My ElasticSearch index has nested documents to indicate the places where various events occurred related to the document. I am using aggregations to get facets of the places. The count returned is the count of the number of occurrences of the place. For example, if a document has a birth and death place of California, the aggregation count for California is 2. I would like the aggregation count to be the number of documents containing a particular place, rather than the number of child documents containing the place.
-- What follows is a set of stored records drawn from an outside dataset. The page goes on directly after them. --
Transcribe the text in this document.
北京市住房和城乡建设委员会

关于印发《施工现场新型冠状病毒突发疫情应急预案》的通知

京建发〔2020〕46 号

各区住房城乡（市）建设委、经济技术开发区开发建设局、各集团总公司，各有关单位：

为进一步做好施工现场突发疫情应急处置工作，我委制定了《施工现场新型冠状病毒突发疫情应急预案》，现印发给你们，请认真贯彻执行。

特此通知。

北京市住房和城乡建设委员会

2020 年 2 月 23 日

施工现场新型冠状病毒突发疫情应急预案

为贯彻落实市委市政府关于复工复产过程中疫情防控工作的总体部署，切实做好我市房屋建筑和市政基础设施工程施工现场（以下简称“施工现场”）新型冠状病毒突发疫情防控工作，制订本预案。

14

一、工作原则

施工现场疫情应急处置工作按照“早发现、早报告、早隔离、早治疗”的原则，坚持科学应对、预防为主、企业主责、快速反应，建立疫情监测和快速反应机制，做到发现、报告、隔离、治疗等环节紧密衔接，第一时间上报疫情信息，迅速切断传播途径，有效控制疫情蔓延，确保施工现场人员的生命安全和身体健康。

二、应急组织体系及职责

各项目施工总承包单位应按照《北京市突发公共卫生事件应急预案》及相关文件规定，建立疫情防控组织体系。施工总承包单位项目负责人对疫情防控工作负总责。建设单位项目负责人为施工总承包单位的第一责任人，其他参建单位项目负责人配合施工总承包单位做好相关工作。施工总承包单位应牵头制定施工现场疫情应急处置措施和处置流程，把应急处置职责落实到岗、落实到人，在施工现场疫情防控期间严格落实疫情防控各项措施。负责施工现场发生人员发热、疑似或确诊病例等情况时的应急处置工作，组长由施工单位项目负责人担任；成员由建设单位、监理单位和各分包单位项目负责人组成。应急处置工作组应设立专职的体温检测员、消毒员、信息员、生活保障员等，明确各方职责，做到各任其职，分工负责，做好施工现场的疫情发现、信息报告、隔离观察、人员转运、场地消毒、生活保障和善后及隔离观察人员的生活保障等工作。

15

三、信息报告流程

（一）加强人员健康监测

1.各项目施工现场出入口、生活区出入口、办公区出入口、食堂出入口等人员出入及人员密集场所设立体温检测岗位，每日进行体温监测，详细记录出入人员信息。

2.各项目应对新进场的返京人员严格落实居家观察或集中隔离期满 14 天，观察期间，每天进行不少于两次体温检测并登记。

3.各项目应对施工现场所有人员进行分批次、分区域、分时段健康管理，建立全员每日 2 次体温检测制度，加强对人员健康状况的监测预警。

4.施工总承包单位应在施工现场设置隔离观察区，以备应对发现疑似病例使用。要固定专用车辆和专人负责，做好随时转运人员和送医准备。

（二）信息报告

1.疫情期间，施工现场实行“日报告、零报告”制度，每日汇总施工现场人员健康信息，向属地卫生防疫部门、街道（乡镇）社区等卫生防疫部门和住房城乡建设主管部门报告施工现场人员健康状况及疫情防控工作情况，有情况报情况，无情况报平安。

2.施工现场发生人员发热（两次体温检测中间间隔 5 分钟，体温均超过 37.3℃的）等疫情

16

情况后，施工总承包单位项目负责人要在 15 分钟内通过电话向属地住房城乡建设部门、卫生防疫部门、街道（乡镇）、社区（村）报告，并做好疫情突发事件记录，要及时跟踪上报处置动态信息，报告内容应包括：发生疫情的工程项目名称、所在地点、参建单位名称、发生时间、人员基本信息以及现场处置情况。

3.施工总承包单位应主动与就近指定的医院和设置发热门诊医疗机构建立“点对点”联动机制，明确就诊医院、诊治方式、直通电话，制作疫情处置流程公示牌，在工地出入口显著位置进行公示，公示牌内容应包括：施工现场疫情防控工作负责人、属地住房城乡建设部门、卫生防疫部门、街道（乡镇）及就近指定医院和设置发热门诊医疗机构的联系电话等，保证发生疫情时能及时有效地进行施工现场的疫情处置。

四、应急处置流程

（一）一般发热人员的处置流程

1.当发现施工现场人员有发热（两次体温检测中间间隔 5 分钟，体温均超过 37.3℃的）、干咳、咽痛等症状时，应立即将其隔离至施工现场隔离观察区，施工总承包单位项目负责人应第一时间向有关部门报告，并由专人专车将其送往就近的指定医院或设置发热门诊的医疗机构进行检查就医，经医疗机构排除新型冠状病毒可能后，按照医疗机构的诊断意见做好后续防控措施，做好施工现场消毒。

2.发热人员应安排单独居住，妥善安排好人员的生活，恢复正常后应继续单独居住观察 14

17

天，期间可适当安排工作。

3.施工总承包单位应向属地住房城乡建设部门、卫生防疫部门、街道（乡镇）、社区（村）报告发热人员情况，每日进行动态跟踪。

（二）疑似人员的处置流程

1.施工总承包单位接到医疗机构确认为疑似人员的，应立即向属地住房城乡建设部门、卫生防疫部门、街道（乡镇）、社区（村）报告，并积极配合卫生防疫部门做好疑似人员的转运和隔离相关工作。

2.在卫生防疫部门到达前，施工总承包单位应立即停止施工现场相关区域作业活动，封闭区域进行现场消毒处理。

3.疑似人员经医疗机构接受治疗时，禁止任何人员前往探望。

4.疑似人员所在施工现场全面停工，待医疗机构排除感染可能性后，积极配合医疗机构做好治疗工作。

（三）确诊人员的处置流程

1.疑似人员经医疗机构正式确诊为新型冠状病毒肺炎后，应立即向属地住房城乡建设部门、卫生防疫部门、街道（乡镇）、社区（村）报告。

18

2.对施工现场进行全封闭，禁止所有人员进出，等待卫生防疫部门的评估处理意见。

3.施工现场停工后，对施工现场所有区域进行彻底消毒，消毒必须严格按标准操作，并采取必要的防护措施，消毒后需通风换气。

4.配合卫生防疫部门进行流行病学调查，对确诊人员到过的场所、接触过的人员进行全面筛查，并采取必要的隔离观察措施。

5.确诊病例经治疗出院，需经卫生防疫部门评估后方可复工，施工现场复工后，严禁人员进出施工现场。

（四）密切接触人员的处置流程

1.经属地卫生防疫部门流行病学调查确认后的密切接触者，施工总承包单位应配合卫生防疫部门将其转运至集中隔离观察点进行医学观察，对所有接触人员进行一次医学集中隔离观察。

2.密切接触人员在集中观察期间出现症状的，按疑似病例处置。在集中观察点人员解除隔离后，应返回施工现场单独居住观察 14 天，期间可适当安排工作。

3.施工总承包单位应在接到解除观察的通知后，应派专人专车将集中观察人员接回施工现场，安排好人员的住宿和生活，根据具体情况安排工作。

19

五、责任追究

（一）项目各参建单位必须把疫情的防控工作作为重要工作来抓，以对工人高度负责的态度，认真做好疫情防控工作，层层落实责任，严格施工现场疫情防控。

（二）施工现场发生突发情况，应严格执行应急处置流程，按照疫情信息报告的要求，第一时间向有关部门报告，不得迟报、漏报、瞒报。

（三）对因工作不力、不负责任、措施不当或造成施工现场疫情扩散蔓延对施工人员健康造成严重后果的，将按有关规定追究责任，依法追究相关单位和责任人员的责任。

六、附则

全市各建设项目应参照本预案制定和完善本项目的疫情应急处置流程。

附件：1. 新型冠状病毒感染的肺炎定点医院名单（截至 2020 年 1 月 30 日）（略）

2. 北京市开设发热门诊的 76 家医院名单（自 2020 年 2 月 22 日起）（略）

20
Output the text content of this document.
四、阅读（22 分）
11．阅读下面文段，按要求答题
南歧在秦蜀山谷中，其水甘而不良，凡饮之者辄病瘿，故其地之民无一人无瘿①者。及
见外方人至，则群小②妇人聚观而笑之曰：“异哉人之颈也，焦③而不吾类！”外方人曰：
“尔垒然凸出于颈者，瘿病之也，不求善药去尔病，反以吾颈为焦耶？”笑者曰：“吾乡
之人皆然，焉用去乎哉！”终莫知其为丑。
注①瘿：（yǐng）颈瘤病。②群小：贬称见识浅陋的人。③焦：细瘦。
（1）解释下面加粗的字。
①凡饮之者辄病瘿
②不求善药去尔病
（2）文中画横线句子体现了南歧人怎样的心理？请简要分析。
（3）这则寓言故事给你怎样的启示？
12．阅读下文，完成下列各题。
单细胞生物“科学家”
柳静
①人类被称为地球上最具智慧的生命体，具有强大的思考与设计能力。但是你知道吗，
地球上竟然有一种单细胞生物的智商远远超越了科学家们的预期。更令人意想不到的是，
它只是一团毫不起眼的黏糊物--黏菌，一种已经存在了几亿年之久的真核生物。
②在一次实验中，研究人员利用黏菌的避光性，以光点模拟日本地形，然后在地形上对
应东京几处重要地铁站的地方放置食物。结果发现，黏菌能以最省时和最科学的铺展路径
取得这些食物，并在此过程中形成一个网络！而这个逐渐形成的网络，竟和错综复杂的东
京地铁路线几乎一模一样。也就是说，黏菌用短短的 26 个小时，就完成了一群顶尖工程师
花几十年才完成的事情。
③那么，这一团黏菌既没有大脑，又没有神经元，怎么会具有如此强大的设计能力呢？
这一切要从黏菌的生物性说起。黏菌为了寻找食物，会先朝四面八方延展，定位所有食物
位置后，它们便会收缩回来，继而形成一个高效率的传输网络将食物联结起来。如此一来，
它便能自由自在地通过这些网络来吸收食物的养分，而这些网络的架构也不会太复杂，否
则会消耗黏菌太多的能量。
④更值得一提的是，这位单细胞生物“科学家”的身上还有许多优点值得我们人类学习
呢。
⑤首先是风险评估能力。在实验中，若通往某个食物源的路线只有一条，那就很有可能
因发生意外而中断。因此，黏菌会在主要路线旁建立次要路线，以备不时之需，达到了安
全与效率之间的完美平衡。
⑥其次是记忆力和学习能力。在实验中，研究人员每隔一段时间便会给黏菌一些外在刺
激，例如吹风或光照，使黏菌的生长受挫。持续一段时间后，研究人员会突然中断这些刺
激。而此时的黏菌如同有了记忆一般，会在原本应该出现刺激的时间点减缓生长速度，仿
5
The relevant part of my schema looks like this:
"mappings": {
"document": {
"properties": {
"docId" : { "type": "keyword" },
"place": {
"type": "nested",
"properties": {
"id": { "type": "keyword" },
"type": { "type": "keyword" },
"loc": { "type" : "geo_point" },
"text": {
"type": "text",
"analyzer": "english",
"copy_to" : "text"
}
},
"dynamic": false
}
}
}
}
I can get facets with a simple aggregation like this, which retrieves the places with type place.vital.* (e.g. place.vital.birth, place.vital.death, etc), but counts the number of nested documents, not the number of parent documents.
"aggs": {
"place.vital": {
"aggs": {
"types": {
"aggs": {
"values": {
"terms": {
"field": "place.id"
}
}
},
"terms": {
"field": "place.type",
"include": "place\\.vital\\..*"
}
}
},
"nested": {
"path": "place"
}
}
Is it possible to tweak my aggregation so that it only counts each parent document once?